One of the first junior mining companies to take a serious look at opportunities in Nicaragua plans to expand a gold mine in the Central American country.
Triton Mining, soon to be listed on the Toronto Stock Exchange, will spend US$8.5 million to increase production at the Limon mine to about 35,000 oz. from 24,000 oz. per year.
To finance the project, Triton will raise $13.75 million from a public offering, proceeds of which will also be used to acquire, explore and develop other properties in Central and South America.
The Limon property includes an exploitation concession of about 120 sq. km. Current production is divided equally between underground and open-pit reserves. The expansion program will last one year and is aimed at increasing daily throughput to 1,000 from 450 tons.
Triton has been active in Nicaragua for the past three years and has several geologically prospective concessions.
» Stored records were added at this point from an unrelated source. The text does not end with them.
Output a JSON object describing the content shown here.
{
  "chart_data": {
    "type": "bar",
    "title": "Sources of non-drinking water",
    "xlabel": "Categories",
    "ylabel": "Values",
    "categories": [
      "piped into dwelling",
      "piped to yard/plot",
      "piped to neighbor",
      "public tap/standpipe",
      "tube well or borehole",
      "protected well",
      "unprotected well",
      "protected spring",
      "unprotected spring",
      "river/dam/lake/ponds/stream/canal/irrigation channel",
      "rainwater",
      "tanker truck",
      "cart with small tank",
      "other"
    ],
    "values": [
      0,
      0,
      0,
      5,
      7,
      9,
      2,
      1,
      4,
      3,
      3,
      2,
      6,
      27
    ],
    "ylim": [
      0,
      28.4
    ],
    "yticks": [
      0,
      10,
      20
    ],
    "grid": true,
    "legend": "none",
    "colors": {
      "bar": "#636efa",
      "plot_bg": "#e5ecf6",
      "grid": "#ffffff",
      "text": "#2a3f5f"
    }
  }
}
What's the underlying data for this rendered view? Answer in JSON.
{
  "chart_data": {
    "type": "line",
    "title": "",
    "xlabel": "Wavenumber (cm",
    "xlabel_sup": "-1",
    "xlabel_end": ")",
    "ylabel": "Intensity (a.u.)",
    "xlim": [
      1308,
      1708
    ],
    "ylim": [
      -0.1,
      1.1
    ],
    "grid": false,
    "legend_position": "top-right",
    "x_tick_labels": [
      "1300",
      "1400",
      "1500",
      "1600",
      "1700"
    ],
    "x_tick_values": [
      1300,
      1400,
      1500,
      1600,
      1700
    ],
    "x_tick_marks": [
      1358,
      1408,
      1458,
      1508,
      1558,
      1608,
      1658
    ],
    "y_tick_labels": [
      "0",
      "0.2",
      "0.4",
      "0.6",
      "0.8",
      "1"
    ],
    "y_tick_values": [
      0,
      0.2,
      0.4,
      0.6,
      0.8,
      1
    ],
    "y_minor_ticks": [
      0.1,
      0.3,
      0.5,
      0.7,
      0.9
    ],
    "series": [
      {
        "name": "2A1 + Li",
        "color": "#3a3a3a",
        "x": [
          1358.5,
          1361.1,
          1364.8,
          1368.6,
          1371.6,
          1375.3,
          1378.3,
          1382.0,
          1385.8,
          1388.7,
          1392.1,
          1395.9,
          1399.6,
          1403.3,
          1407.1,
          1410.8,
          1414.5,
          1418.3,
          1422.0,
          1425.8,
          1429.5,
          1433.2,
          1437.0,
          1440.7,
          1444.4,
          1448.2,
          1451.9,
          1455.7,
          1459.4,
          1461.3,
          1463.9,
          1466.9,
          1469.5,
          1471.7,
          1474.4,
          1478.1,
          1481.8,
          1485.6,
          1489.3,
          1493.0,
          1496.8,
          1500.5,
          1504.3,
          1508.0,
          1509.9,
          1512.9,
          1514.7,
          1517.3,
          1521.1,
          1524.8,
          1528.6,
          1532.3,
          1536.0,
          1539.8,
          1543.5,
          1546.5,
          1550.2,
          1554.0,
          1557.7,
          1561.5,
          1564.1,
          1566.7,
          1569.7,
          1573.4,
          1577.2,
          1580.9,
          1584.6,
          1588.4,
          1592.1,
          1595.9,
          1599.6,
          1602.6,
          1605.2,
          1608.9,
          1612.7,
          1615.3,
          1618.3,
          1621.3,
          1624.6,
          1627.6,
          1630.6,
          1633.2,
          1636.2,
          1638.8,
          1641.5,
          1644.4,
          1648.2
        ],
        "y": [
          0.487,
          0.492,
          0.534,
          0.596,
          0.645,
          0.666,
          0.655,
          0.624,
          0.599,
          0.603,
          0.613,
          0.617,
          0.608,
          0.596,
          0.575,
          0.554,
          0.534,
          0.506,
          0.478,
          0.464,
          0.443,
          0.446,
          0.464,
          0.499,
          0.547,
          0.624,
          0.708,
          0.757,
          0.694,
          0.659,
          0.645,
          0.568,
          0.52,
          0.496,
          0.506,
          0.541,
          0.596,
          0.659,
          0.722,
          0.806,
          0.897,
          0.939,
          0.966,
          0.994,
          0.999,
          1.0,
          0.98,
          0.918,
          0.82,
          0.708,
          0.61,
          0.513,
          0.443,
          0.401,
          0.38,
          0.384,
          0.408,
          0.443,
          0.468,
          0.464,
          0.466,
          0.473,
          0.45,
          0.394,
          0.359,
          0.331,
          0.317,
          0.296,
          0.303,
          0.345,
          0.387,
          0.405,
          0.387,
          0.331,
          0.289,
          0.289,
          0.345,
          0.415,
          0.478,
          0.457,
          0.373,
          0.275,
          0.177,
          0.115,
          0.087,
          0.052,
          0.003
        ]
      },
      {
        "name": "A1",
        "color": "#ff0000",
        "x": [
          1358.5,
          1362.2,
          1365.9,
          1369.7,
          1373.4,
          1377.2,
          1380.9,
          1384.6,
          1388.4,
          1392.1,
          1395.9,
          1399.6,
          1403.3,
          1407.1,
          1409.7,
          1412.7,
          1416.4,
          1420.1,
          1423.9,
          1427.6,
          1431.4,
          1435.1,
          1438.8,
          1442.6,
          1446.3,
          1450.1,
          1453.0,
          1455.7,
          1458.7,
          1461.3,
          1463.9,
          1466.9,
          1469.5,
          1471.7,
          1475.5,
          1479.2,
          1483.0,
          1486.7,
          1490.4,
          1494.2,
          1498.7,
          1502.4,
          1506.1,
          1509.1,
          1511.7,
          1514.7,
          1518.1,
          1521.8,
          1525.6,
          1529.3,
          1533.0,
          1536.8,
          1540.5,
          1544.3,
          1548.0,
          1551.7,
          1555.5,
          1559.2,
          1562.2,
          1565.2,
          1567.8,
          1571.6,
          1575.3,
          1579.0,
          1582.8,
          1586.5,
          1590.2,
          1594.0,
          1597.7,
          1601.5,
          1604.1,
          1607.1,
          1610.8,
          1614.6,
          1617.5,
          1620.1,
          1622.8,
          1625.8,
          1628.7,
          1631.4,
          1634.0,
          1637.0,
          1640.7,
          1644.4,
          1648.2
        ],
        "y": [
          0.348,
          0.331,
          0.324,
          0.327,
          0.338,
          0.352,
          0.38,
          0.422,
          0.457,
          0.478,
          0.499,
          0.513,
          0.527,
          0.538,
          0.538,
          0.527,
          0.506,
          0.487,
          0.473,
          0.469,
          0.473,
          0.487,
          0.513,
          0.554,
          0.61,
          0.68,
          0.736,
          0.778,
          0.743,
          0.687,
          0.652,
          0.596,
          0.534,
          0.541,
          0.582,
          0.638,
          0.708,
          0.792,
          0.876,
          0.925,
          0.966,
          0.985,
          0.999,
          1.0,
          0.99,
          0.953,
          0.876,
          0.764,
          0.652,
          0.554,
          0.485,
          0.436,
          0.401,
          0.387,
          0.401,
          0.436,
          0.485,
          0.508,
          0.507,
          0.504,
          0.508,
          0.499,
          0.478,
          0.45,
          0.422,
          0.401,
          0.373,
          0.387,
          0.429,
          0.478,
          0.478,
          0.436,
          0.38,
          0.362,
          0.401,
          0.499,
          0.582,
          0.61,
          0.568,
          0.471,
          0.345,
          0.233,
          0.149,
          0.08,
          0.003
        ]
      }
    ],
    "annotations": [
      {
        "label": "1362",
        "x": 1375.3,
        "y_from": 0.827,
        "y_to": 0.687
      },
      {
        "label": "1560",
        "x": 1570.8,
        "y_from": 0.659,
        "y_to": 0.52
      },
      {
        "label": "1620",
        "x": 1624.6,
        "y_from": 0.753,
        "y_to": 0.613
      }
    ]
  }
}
The company’s land package includes the former-producing India mine and several districts explored by previous owners. “We are quite positive about Nicaragua,” said Triton President Arnaldo Ismay. “Since the democratic government took over, three years ago, we have seen the introduction of free-market policies in a lot of industry sectors, including mining. They are following the examples of Mexico and Chile, in the areas of new mining laws and foreign investment laws.”
Triton also has an option to acquire the Topacio project in Nicaragua and a joint venture involving nine concessions in Argentina.